The Consumer Confidence Index, while down from its year-long peak of 54.8% in May, is still markedly higher – at 48.9% – than any other month dating back to October 2008.

Where Will The Recovery Be Slow?


In short, regions that were heavily involved in the housing boom, the financial sector collapse, or the automotive industry will lag behind other regions in the recovery. Much of California is hurting from the housing bust. A telling example is the city of Fresno, which currently has a 15.5% unemployment rate and is not expected to return to its former economic vitality until the third quarter of 2010 at the earliest, according to Moody’s.

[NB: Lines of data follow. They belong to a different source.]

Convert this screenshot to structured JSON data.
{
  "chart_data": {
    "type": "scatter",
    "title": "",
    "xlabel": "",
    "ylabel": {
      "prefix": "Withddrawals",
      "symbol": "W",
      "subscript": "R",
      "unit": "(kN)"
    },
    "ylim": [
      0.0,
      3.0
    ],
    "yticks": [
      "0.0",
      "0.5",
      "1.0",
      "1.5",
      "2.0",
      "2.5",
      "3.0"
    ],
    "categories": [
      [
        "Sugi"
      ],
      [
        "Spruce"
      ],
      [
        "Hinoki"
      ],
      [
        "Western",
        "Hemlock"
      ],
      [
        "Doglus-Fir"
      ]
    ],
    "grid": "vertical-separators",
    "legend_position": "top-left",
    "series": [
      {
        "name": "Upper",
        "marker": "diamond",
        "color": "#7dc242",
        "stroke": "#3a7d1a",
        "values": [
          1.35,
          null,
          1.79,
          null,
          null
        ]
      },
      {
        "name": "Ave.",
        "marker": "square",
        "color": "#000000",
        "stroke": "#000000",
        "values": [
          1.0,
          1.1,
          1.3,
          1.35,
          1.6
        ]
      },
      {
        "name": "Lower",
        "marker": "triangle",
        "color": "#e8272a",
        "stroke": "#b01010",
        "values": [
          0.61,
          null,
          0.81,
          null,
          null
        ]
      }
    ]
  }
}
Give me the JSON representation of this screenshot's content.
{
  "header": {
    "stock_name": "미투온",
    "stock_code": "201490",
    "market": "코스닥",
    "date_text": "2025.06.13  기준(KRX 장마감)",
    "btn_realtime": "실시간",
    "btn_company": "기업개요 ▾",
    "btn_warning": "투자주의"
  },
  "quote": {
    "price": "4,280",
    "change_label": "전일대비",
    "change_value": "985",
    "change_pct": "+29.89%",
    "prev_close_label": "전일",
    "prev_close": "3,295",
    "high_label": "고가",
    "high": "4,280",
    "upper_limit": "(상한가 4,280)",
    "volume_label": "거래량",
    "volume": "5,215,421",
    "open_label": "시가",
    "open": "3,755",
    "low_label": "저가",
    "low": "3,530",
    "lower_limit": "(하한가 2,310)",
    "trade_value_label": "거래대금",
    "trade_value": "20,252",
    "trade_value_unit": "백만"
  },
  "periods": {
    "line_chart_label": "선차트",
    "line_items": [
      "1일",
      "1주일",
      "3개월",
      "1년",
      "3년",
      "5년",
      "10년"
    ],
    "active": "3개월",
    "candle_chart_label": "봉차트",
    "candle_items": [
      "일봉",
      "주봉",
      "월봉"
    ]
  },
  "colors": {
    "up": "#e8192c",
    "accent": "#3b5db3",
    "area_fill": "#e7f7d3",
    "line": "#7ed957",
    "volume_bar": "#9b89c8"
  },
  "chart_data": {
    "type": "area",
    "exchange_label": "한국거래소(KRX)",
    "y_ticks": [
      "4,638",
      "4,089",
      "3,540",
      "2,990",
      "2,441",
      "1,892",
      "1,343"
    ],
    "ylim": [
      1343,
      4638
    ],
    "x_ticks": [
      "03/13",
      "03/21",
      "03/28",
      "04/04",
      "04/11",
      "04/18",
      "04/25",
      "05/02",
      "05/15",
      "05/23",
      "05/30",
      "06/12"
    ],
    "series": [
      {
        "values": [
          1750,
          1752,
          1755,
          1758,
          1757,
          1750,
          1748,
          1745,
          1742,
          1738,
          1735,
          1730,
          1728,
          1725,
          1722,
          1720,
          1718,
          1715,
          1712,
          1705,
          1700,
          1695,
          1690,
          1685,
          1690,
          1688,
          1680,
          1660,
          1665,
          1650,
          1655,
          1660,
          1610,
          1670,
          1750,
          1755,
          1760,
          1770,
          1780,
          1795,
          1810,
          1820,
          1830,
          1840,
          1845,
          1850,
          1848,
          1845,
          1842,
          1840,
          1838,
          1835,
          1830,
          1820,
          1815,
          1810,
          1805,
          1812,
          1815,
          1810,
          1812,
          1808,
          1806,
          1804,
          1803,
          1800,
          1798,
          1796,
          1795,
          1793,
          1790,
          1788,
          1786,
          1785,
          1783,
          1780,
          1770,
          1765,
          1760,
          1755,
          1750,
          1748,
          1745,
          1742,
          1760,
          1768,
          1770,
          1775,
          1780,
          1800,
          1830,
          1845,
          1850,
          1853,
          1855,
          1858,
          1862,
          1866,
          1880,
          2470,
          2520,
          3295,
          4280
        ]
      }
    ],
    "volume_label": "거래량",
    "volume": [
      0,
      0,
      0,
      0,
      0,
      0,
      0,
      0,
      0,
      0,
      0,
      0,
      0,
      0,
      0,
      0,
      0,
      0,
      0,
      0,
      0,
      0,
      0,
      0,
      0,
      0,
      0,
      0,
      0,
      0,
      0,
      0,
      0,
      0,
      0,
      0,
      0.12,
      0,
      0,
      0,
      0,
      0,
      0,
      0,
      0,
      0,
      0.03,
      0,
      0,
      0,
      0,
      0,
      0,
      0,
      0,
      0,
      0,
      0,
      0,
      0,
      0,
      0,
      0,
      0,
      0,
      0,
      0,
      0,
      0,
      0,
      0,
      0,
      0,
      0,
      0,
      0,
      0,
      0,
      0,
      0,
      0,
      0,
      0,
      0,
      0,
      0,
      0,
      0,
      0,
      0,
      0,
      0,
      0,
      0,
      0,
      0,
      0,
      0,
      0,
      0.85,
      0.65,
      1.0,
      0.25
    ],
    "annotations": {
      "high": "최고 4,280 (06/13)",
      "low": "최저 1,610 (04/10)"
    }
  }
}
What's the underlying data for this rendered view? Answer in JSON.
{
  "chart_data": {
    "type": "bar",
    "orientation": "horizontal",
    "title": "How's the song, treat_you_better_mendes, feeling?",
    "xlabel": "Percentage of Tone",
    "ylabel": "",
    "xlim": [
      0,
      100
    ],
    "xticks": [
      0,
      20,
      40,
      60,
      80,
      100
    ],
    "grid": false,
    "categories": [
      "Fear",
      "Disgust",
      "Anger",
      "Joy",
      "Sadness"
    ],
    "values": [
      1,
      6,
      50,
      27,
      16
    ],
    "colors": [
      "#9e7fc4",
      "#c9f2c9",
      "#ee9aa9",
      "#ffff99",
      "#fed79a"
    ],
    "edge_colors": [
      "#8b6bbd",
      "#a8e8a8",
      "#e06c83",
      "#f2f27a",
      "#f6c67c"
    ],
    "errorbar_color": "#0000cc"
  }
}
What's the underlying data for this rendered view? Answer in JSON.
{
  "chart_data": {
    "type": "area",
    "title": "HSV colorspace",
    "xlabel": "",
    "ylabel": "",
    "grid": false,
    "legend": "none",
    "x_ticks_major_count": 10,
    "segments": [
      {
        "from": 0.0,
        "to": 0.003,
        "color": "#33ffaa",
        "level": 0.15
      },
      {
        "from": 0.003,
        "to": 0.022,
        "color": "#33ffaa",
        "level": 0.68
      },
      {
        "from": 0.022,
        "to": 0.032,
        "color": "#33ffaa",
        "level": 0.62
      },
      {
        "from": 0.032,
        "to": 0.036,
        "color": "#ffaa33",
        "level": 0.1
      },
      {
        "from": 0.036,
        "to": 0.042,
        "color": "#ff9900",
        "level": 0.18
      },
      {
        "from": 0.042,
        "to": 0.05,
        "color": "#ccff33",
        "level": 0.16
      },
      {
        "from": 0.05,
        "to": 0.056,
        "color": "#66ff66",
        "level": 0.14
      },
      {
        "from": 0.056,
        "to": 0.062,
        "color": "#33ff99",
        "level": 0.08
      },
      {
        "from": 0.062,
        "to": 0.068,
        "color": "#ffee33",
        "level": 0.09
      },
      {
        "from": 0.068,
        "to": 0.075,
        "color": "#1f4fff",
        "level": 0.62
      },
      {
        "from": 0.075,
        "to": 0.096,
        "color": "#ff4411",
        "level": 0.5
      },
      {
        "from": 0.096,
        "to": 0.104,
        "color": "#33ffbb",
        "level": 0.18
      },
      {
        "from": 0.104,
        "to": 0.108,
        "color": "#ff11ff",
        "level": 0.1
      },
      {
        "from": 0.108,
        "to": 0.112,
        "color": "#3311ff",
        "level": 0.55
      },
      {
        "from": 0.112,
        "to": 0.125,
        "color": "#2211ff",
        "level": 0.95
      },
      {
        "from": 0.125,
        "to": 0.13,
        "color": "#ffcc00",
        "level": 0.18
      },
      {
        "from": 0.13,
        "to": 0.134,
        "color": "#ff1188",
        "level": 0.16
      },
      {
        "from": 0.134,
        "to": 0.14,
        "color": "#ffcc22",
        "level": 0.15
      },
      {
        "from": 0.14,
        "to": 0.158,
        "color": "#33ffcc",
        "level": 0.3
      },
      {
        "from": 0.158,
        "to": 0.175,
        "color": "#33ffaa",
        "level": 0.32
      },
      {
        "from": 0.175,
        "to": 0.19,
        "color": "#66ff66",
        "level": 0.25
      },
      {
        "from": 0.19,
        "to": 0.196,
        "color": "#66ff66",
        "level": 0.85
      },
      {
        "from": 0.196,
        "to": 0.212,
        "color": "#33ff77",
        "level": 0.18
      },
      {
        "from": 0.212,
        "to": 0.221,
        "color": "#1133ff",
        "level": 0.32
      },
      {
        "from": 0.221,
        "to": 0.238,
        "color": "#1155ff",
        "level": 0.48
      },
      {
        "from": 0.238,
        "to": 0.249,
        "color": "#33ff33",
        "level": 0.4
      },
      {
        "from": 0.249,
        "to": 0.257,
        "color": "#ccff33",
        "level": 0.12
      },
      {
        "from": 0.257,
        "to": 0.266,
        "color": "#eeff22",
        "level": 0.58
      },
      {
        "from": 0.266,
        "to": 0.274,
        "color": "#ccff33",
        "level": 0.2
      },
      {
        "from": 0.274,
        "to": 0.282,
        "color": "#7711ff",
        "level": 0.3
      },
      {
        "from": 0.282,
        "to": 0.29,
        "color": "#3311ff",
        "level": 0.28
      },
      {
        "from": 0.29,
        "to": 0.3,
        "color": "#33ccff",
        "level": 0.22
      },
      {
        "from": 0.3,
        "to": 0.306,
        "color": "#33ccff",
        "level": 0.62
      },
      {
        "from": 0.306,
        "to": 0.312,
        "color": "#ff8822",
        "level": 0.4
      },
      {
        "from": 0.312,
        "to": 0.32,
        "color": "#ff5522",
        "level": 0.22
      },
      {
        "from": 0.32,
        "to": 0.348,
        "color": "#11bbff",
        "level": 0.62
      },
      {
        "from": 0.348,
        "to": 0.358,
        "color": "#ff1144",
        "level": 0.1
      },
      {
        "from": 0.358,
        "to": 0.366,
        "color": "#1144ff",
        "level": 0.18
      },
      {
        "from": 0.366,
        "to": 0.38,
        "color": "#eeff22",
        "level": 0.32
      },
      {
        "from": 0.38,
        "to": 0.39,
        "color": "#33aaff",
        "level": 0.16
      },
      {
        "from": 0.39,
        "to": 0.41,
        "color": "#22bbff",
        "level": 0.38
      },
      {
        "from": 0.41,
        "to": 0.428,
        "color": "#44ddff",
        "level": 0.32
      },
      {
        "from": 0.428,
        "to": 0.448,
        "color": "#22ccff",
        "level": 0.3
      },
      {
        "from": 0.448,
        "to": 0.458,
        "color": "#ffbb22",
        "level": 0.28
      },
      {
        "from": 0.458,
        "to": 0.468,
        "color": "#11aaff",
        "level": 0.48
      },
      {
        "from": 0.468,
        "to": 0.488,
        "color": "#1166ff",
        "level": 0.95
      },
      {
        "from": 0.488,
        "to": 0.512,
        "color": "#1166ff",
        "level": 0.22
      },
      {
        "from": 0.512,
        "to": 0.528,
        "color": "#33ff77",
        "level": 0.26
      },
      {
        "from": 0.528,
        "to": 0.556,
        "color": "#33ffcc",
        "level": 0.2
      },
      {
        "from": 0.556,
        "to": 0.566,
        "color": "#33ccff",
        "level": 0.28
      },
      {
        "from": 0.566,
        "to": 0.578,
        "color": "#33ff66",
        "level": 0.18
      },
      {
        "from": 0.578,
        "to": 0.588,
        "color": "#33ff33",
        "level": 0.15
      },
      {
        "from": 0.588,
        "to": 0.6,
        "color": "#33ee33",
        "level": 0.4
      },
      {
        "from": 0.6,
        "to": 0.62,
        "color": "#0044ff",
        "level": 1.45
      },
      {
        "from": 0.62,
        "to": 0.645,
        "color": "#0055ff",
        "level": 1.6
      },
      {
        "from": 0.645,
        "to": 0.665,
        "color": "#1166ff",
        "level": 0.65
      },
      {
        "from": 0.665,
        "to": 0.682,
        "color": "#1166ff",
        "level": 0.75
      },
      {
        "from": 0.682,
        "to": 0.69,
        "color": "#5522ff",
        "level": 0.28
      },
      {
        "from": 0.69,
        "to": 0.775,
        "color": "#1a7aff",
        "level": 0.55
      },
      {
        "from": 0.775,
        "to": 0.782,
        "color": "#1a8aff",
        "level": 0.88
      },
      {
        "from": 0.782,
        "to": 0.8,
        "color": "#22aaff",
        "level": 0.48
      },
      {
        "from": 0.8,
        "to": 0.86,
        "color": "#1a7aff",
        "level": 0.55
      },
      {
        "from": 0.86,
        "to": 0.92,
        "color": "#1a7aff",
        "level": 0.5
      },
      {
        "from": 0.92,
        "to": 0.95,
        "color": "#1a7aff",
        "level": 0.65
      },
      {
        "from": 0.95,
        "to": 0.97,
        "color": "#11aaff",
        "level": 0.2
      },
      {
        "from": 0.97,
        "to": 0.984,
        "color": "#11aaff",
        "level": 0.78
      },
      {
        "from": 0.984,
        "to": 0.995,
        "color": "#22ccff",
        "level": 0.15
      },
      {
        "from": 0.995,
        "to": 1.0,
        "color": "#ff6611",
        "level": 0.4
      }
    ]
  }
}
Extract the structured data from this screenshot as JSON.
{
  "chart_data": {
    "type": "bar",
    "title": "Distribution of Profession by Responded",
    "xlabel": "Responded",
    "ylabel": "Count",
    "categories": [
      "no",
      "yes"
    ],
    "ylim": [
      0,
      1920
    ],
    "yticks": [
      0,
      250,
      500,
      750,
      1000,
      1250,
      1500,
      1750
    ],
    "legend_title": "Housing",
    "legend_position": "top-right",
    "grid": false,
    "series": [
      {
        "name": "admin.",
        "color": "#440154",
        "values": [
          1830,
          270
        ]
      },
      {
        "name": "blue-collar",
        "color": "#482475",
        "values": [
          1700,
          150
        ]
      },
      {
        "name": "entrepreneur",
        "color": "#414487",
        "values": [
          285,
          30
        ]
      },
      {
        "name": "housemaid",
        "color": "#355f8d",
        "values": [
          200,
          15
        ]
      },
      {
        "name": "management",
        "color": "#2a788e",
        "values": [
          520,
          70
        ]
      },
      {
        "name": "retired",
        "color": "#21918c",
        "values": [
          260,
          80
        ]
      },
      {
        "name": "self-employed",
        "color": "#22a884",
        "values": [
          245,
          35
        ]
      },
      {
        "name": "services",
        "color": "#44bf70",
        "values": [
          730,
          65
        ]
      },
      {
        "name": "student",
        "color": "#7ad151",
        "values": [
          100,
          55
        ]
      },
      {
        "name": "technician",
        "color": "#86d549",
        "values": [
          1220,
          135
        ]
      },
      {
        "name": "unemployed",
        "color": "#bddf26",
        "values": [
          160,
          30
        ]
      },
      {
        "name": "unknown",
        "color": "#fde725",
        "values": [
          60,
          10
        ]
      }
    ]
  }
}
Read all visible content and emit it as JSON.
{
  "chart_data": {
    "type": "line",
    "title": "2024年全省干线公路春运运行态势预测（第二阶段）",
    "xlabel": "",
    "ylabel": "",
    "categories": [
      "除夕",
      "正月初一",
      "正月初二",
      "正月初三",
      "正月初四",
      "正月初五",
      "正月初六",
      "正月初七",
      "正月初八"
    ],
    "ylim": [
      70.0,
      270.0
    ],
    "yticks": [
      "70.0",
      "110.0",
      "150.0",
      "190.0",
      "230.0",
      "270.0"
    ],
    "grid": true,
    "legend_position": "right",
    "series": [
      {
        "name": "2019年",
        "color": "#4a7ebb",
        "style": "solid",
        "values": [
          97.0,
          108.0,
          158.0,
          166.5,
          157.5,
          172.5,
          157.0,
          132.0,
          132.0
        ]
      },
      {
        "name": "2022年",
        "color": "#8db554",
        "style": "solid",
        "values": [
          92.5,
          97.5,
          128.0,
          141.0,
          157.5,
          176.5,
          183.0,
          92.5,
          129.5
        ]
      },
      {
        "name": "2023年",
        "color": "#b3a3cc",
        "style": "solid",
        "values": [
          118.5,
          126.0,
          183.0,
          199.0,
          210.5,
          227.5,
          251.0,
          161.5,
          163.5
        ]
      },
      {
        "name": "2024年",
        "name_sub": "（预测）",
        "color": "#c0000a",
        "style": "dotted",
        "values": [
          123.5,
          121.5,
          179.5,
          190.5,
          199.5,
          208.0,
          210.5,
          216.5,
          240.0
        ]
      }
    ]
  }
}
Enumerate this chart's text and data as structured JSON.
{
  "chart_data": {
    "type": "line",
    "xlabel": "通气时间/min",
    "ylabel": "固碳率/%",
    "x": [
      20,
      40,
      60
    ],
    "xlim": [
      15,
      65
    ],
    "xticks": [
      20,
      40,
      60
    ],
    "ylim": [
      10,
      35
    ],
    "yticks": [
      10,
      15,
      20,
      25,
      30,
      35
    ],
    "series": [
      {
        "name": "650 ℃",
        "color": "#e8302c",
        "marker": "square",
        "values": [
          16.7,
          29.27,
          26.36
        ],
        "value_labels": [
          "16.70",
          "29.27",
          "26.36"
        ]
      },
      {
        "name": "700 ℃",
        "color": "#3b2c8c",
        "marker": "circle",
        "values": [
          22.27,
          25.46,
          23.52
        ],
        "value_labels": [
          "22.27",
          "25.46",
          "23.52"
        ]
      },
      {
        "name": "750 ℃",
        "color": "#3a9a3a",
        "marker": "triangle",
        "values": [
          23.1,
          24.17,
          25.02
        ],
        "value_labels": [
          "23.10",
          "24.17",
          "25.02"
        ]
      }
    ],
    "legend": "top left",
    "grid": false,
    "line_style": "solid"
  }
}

New York City has been hit hard by the recent wave of financial scandals and bankruptcies. According to Forbes:

“…once the capital of finance, [New York City] is now saddled with Wall Street-induced unemployment and homes that are completely unaffordable for most of the region’s residents. The NAHB’s Housing Opportunity Index reports that only 14% of homes in the New York-White Plains-Wayne area are affordable on the area’s median income–by far the least affordable region measured by NAHB.”

Detroit is also reeling due to its reliance on the flailing automotive industry. CNN Money reports that Detroit’s unemployment rate hit 14.9% in May (the worst among all major US cities) before General Motors filed for bankruptcy on June 1. Youngstown, Ohio is said to be battered by auto industry fallout as well.

Of course, there is still hope for these beleaguered industries and regions. ResumeBear’s recession-proof industries series lists financial services as being traditionally resistant to recessions, and with smart changes to the US auto industry (like less unionization), regions currently suffering can potentially recover down the road.

Is It Too Early To Expect A Recovery?

Some will cite the still-rising national unemployment rate and the never-ending barrage of media and politician negativity as reasons why it is premature to expect a recovery. They are partially correct in that things could get a bit worse before getting noticeably better. However, the improvements taking place in certain parts of the US are cause for cautious optimism. It would be foolish to expect a dramatic and immediate recovery, say, this year. But it may not be far-fetched to expect a marked change for the better by the middle of 2010.